In WRE design, safety may also appear as redundancy. A pump station may need firm capacity with the largest pump out of service. A water system may need storage for equalization plus fire demand plus emergency reserve. A channel may need freeboard above computed normal depth. These are not always called safety factors, but they serve the same purpose: protecting performance when conditions vary.
Reasonableness Checks
- Units: A detention time answer in minutes should not be compared to a criterion in hours without conversion.
- Direction: Increasing basin area should reduce surface overflow rate; increasing concentration should increase mass loading.
- Limits: Pump efficiency cannot exceed 100 percent, negative required storage is not a design volume, and a blended concentration should not exceed all influent concentrations without added mass.
- Scale: A municipal flow of 2 MGD is about 3.1 cfs, not hundreds of cfs.
- Basis: A design standard supplied in the exam controls even if another source uses a different office rule.
Example Design Check
A pump station has three pumps rated at 1,400 gpm each. Peak design flow is 2,500 gpm, and the required firm capacity is peak flow with the largest pump out of service. Firm capacity is the two remaining pumps: 2 x 1,400 = 2,800 gpm. The station passes with a 300 gpm margin and a capacity ratio of 2,800 / 2,500 = 1.12. The total installed capacity of 4,200 gpm is not the governing check because the redundancy condition removes one pump.
PE WRE Trap Pattern
Attractive wrong answers often use average flow for a peak design check, compare total installed capacity to firm-capacity demand, ignore freeboard, or apply a factor of safety to the wrong side of the equation. Write the pass/fail inequality before calculating.

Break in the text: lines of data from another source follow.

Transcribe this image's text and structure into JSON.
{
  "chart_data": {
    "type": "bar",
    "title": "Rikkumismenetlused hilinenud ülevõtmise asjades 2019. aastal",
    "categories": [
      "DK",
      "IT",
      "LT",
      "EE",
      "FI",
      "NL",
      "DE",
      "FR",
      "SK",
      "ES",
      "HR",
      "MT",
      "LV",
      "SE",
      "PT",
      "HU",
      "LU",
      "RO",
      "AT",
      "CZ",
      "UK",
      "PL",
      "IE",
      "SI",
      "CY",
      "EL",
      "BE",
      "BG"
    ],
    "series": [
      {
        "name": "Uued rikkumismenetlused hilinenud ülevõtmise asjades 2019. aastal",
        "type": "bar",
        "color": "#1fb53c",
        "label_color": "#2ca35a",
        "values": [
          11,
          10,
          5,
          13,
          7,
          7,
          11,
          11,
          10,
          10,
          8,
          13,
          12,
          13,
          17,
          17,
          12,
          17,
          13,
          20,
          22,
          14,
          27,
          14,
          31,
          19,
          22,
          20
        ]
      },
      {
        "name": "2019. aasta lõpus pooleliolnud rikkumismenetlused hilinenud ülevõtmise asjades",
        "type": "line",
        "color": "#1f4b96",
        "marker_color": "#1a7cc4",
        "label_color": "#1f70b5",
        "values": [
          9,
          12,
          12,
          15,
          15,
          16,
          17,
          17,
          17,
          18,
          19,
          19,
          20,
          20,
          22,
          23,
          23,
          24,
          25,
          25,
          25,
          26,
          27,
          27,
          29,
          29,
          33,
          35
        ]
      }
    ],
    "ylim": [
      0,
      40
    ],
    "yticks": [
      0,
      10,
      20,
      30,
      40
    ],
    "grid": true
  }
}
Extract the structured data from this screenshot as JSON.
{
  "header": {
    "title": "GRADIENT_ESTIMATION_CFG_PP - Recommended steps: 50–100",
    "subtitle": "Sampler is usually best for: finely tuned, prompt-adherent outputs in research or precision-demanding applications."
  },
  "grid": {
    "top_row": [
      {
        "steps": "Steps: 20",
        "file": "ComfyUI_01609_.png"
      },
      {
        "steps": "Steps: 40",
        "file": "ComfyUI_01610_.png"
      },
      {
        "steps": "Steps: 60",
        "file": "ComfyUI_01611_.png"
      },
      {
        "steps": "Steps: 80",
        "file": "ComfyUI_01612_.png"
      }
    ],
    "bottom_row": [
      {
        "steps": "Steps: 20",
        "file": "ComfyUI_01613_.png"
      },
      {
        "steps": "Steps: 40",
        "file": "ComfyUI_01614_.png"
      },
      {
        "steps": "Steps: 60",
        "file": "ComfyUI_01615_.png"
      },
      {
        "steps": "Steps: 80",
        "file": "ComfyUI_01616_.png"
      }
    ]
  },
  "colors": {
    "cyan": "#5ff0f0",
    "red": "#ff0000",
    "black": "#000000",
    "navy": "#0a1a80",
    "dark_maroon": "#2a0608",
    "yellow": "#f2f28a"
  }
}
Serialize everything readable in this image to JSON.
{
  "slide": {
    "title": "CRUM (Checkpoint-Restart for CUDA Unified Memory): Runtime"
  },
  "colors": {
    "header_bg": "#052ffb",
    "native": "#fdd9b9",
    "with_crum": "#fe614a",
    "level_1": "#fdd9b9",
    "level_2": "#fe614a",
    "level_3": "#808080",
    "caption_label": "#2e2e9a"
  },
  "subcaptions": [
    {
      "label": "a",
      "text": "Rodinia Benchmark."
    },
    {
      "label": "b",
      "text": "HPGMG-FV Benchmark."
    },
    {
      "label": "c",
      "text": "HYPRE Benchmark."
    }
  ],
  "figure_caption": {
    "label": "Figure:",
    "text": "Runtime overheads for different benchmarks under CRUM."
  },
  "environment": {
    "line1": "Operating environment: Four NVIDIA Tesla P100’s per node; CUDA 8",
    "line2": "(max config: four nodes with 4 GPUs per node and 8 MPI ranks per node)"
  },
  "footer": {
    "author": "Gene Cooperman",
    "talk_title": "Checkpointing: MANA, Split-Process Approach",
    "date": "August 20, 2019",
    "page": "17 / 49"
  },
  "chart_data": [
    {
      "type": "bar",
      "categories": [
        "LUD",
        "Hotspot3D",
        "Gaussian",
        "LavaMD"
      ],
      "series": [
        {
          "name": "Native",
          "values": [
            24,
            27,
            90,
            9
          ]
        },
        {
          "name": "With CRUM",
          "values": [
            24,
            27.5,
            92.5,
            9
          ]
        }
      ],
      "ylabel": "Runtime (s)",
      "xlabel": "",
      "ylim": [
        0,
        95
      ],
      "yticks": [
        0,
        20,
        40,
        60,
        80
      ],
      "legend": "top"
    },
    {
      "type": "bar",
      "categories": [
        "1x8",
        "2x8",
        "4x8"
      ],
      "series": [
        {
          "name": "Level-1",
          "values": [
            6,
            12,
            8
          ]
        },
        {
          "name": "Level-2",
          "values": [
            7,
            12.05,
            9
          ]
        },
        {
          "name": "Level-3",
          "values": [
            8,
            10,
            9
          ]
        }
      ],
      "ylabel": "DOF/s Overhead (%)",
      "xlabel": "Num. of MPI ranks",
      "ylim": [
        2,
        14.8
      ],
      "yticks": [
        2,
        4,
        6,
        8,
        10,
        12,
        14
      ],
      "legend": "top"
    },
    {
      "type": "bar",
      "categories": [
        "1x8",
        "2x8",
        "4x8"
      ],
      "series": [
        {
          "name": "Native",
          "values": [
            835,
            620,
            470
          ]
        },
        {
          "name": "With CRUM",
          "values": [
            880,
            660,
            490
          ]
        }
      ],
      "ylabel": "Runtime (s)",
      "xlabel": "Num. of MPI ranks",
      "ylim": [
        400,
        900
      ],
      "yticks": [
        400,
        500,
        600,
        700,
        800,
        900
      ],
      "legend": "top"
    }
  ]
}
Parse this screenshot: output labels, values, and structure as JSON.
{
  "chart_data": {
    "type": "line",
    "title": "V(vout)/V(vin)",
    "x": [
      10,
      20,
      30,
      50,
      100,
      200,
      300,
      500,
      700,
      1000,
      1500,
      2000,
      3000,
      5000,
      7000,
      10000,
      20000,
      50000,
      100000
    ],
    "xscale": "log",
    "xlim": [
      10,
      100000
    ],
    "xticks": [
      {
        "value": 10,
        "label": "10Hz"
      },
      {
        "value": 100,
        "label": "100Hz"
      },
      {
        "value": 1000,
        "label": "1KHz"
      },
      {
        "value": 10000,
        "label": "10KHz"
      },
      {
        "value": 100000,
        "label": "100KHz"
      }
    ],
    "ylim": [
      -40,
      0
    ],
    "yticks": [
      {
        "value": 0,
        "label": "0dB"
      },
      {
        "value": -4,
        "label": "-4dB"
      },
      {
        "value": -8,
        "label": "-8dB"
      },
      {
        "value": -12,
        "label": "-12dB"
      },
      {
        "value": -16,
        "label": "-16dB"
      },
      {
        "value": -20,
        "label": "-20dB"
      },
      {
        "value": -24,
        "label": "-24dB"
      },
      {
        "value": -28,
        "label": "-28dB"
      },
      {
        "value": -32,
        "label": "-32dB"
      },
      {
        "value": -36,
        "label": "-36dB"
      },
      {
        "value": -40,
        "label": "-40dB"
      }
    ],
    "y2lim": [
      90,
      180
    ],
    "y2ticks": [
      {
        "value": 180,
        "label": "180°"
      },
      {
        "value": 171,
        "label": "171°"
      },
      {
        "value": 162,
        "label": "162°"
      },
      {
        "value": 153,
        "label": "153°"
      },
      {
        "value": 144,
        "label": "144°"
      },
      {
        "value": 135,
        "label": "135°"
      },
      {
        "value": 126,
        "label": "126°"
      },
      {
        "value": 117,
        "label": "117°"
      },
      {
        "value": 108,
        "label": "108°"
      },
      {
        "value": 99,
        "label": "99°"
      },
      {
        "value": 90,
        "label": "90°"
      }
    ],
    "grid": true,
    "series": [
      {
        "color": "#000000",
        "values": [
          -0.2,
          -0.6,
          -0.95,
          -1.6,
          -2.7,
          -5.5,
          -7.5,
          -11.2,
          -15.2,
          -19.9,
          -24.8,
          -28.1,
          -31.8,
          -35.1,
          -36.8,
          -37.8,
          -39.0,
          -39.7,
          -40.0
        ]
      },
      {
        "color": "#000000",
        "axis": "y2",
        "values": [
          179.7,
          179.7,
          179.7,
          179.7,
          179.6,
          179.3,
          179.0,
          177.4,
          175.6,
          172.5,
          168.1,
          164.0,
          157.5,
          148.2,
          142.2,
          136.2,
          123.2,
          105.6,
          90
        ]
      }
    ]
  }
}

A lift station has four identical pumps rated at 900 gpm each. The design criterion requires firm capacity with the largest pump out of service. If peak wet-weather flow is 2,500 gpm, what is the correct conclusion?
A basin has an active volume of 0.45 MG and treats a maximum-day flow of 1.8 MGD. A design criterion requires at least 5.0 hours of detention time at maximum-day flow. Does the basin meet the criterion?